Streaming & Multi-Turn Conversations
Two practical realities of building chat-like experiences on the API: stream so users see output immediately, and manage history yourself because the API is stateless.
Streaming
Without streaming, the user waits for the whole reply. With streaming, tokens arrive as they're generated — far better perceived speed. Use the SDK's streaming helper:
- Python
- TypeScript
with client.messages.stream(
model="claude-sonnet-4-6", max_tokens=1024,
messages=[{"role": "user", "content": "Explain RAG in two sentences."}],
) as stream:
for text in stream.text_stream:
print(text, end="", flush=True)
const stream = client.messages.stream({
model: "claude-sonnet-4-6", max_tokens: 1024,
messages: [{ role: "user", content: "Explain RAG in two sentences." }],
});
for await (const event of stream) {
if (event.type === "content_block_delta") process.stdout.write(event.delta.text ?? "");
}
Multi-turn: you hold the history
The API has no memory between calls (why). To continue a conversation, send the whole prior exchange back each time:
messages = [{"role": "user", "content": "Hi, I'm planning a trip."}]
# ... get assistant reply, then append both turns:
messages.append({"role": "assistant", "content": assistant_text})

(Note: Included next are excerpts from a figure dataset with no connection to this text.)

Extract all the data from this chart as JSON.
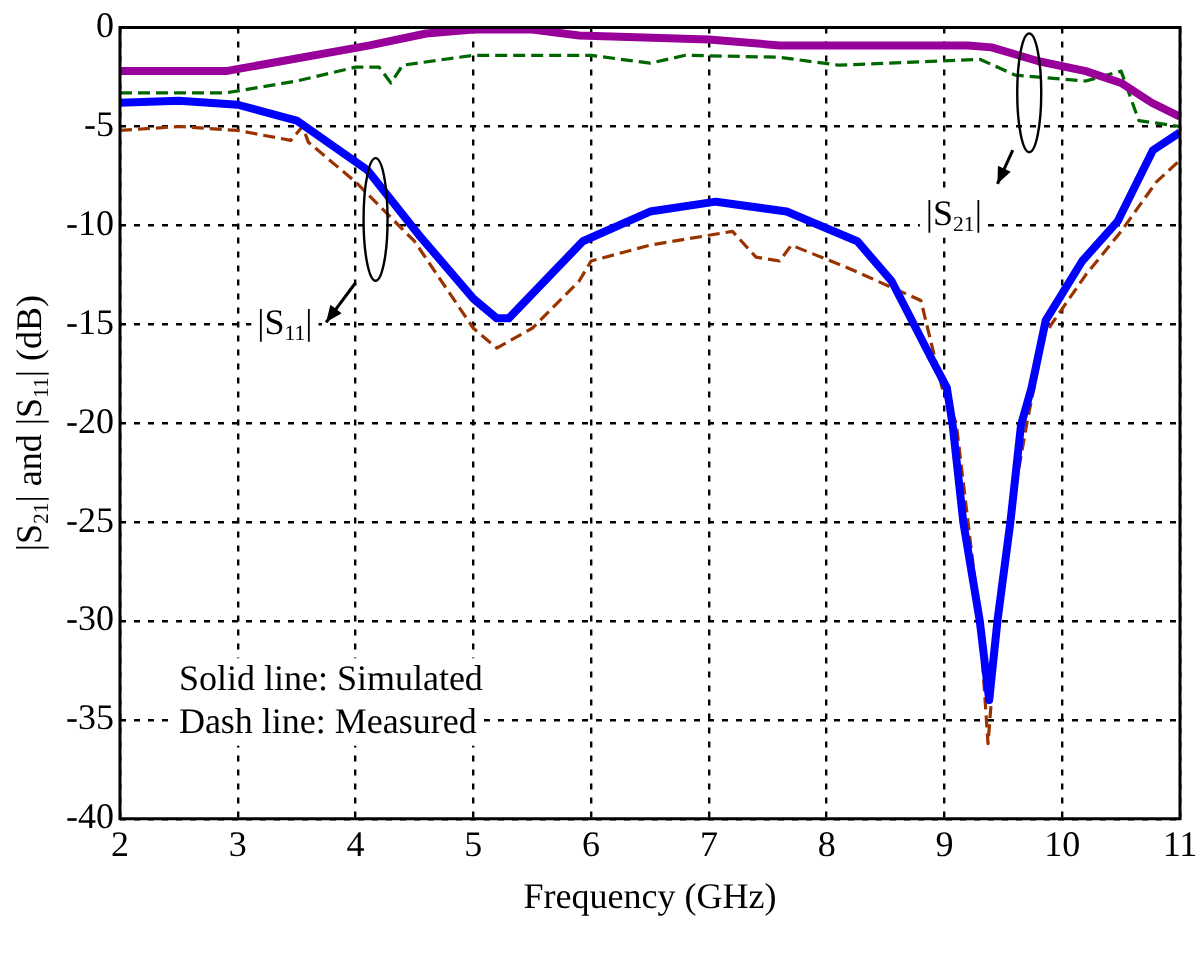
{
  "chart_data": {
    "type": "line",
    "xlabel": "Frequency (GHz)",
    "ylabel": "|S$_{21}$| and |S$_{11}$| (dB)",
    "xlim": [
      2,
      11
    ],
    "xticks": [
      2,
      3,
      4,
      5,
      6,
      7,
      8,
      9,
      10,
      11
    ],
    "ylim": [
      -40,
      0
    ],
    "yticks": [
      -40,
      -35,
      -30,
      -25,
      -20,
      -15,
      -10,
      -5,
      0
    ],
    "grid": true,
    "legend": false,
    "marker": "none",
    "annotations": [
      "|S$_{21}$|",
      "|S$_{11}$|",
      "Solid line: Simulated",
      "Dash line: Measured"
    ],
    "series": [
      {
        "color": "#990099",
        "line_style": "solid",
        "x": [
          2,
          2.9,
          4.12,
          4.6,
          5,
          5.5,
          5.9,
          7,
          7.6,
          9.2,
          9.4,
          9.8,
          10.2,
          10.5,
          10.76,
          11
        ],
        "values": [
          -2.2,
          -2.2,
          -0.9,
          -0.3,
          -0.1,
          -0.1,
          -0.4,
          -0.6,
          -0.9,
          -0.9,
          -1,
          -1.7,
          -2.2,
          -2.8,
          -3.8,
          -4.5
        ]
      },
      {
        "color": "#006600",
        "line_style": "dashed",
        "x": [
          2,
          2.9,
          3.5,
          4,
          4.2,
          4.3,
          4.4,
          5,
          5.5,
          6,
          6.5,
          6.8,
          7.6,
          8.1,
          9.3,
          9.6,
          10.2,
          10.5,
          10.65,
          11
        ],
        "values": [
          -3.3,
          -3.3,
          -2.7,
          -2,
          -2,
          -2.8,
          -1.9,
          -1.4,
          -1.4,
          -1.4,
          -1.8,
          -1.4,
          -1.5,
          -1.9,
          -1.6,
          -2.4,
          -2.7,
          -2.2,
          -4.7,
          -5
        ]
      },
      {
        "color": "#0000ff",
        "line_style": "solid",
        "x": [
          2,
          2.5,
          3,
          3.5,
          4.1,
          4.54,
          5,
          5.2,
          5.3,
          5.93,
          6.5,
          7.06,
          7.66,
          8.26,
          8.55,
          8.87,
          9.02,
          9.07,
          9.16,
          9.3,
          9.38,
          9.45,
          9.56,
          9.65,
          9.74,
          9.86,
          10.17,
          10.47,
          10.77,
          11
        ],
        "values": [
          -3.8,
          -3.7,
          -3.9,
          -4.7,
          -7.2,
          -10.5,
          -13.7,
          -14.7,
          -14.7,
          -10.8,
          -9.3,
          -8.8,
          -9.3,
          -10.8,
          -12.8,
          -16.5,
          -18.2,
          -20.1,
          -25,
          -30,
          -34,
          -30,
          -25,
          -20.1,
          -18.2,
          -14.8,
          -11.8,
          -9.8,
          -6.2,
          -5.3
        ]
      },
      {
        "color": "#993300",
        "line_style": "dashed",
        "x": [
          2,
          2.5,
          3,
          3.45,
          3.55,
          3.6,
          4,
          4.5,
          5,
          5.2,
          5.5,
          5.9,
          6,
          6.5,
          7,
          7.2,
          7.4,
          7.6,
          7.7,
          8.2,
          8.8,
          8.98,
          9.1,
          9.2,
          9.3,
          9.37,
          9.45,
          9.55,
          9.7,
          9.85,
          10.2,
          10.5,
          10.8,
          11
        ],
        "values": [
          -5.2,
          -5,
          -5.2,
          -5.7,
          -5,
          -5.8,
          -7.8,
          -10.8,
          -15.2,
          -16.2,
          -15.2,
          -12.8,
          -11.8,
          -11,
          -10.5,
          -10.3,
          -11.6,
          -11.8,
          -11,
          -12.2,
          -13.8,
          -18.2,
          -20,
          -25,
          -30,
          -36.2,
          -30,
          -25,
          -20,
          -15.5,
          -12.5,
          -10.3,
          -7.8,
          -6.7
        ]
      }
    ]
  }
}
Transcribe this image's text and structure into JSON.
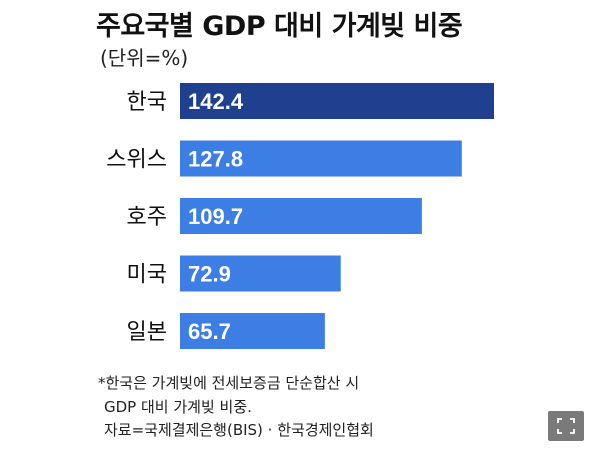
{
  "chart_data": {
    "type": "bar",
    "orientation": "horizontal",
    "title": "주요국별 GDP 대비 가계빚 비중",
    "subtitle": "(단위=%)",
    "categories": [
      "한국",
      "스위스",
      "호주",
      "미국",
      "일본"
    ],
    "values": [
      142.4,
      127.8,
      109.7,
      72.9,
      65.7
    ],
    "value_labels": [
      "142.4",
      "127.8",
      "109.7",
      "72.9",
      "65.7"
    ],
    "xlim": [
      0,
      142.4
    ],
    "grid": false,
    "legend": "none",
    "colors": {
      "highlight": "#1f3f8f",
      "default": "#3d7ee5",
      "label": "#ffffff"
    }
  },
  "notes": {
    "line1": "*한국은 가계빚에 전세보증금 단순합산 시",
    "line2": "GDP 대비 가계빚 비중.",
    "line3": "자료=국제결제은행(BIS) · 한국경제인협회"
  },
  "controls": {
    "fullscreen_icon": "fullscreen-icon"
  }
}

messages.append({"role": "user", "content": "Make it 3 days."})
# send the full `messages` list again
Long conversations fill the window
As history grows it eats the context window and cost rises. Strategies:
- Summarize/compact older turns into a short recap you carry forward.
- Trim irrelevant earlier turns.
- Pair with prompt caching to avoid re-paying for a stable prefix.